Он поставил бутылку с молоком на стол.
— Ты тоже видела рекламный щит?
— Нет, я слышала объявление по радио. В той программе на Эн-пи-ар, о которой я говорила.
— Если на Эн-пи-ар стали пускать рекламу, тогда это точно конец света, — сказал Марти. Она опять рассмеялась, и ему было приятно слышать ее смех. — Ты, кстати, не знаешь, почему все так носятся с этим Кранцем? Я видел его фотографию: типичный бухгалтер. И я никогда раньше о нем не слышал.
— Понятия не имею. Мир полон тайн и загадок. Не пей ничего крепкого, Марти. Я знаю, что ты задумал. Возьми лучше пиво.
Он не рассмеялся, но улыбнулся, положив трубку.
Радар бывшей жены. Высокочувствительный. Марти убрал «Начало времен» обратно в буфет и достал из холодильника пиво. Поставил вариться сосиски и, пока закипала вода, пошел в кабинет проверить, не очухался ли Интернет.
Интернет, как ни странно, работал, и даже как будто немного шустрее обычного. Марти зашел на «Нетфликс», собираясь за ужином пересмотреть какую-нибудь из серий «Во все тяжкие» или «Прослушки». Подборка рекомендованных для просмотра программ на главной странице не изменилась со вчерашнего вечера (еще недавно эти подборки менялись почти ежедневно), но прежде чем Марти успел решить, кто из злодеев составит ему компанию на сегодняшний вечер, Уолтер Уайт или Стрингер Белл, страница исчезла, и на экране зажглась надпись «ПОИСК СЕТИ» вместе с маленьким вращающимся кружком.
— Твою мать, — сказал он. — Что за хре...
Кружок пропал, и экран снова ожил.
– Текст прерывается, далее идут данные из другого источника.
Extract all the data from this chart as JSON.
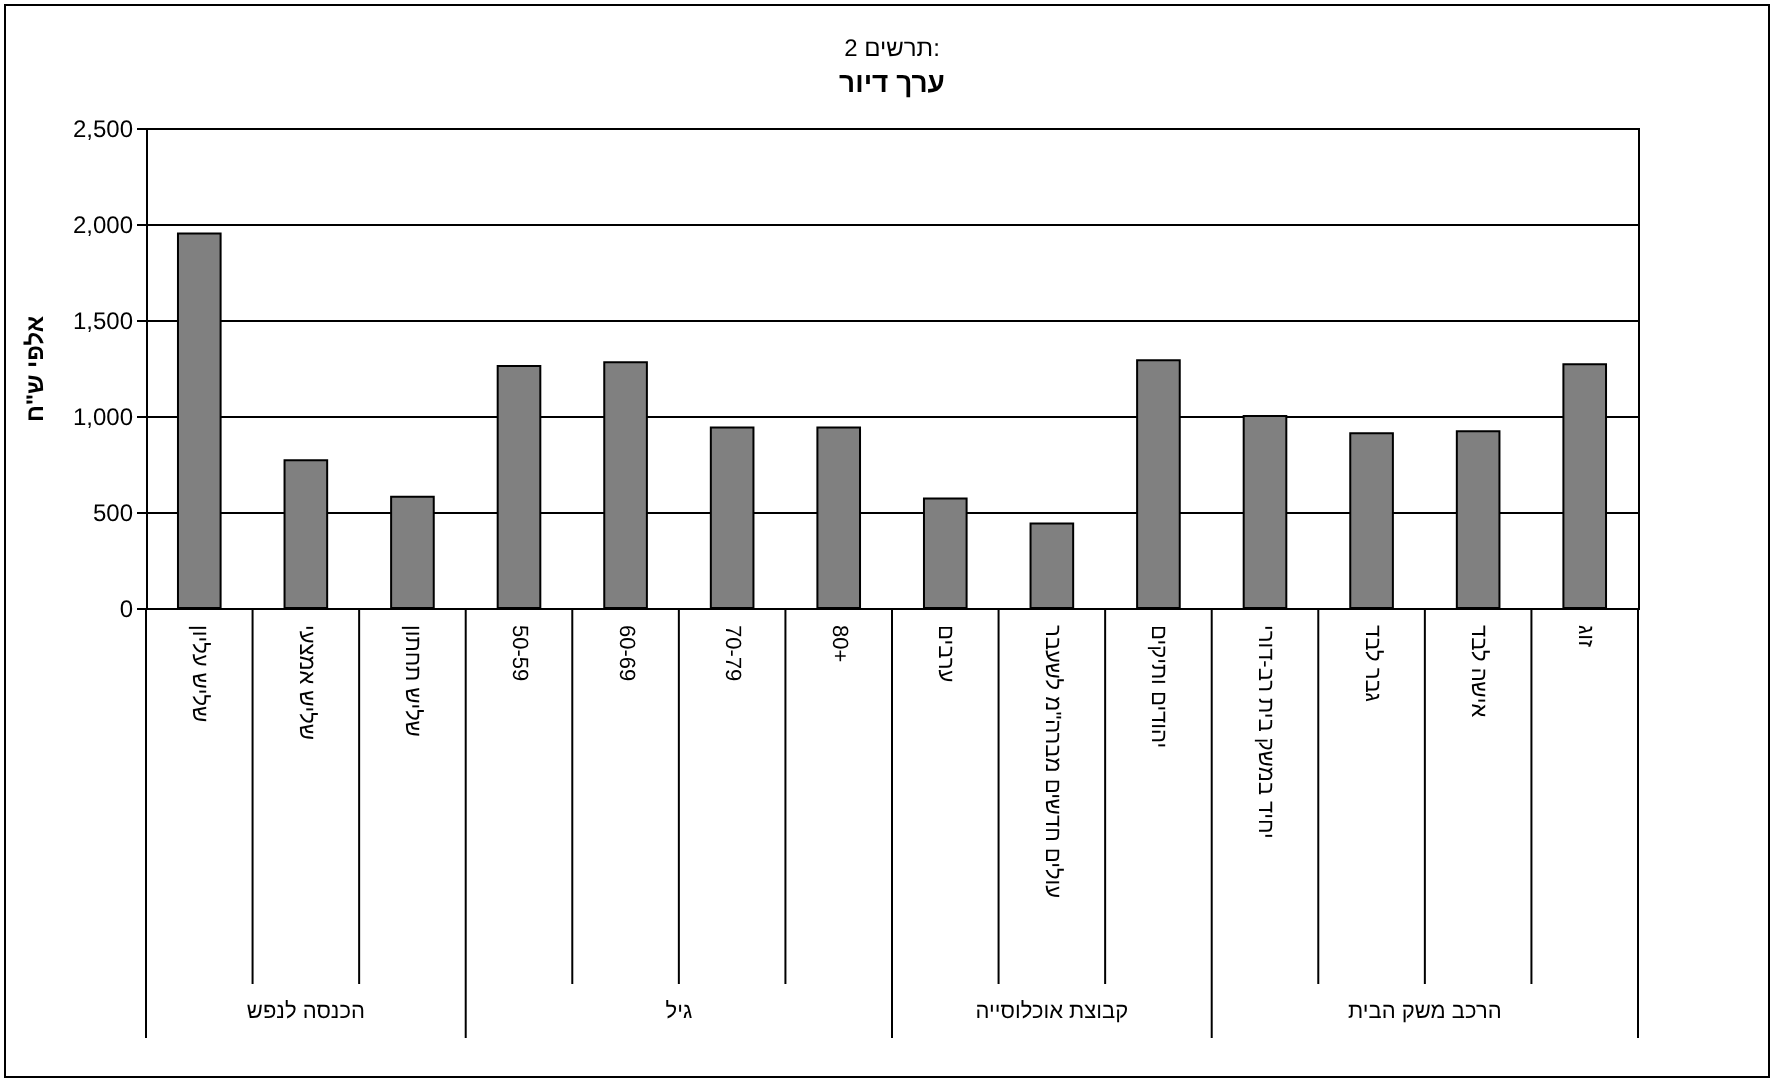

Только это была не главная страница «Нетфликса», а все тот же Чарлз Кранц, сидящий за письменным столом, улыбающийся и держащий ручку в руке со шрамом на тыльной стороне кисти. «ЧАРЛЗ КРАНЦ, — было написано сверху, а снизу: — 39 ПРЕКРАСНЫХ ЛЕТ! СПАСИБО, ЧАК!»
— Кто ты такой, Чаки? — спросил Марти вслух. — Что ты за хрен?
А потом, словно его дыхание задуло весь Интернет, как свечку на праздничном торте, картинка исчезла, сменившись надписью: «СОЕДИНЕНИЕ ПРЕРВАНО».
В тот вечер Сеть так и не поднялась. Как и половина Калифорнии (а скоро будет три четверти), Интернет приказал долго жить.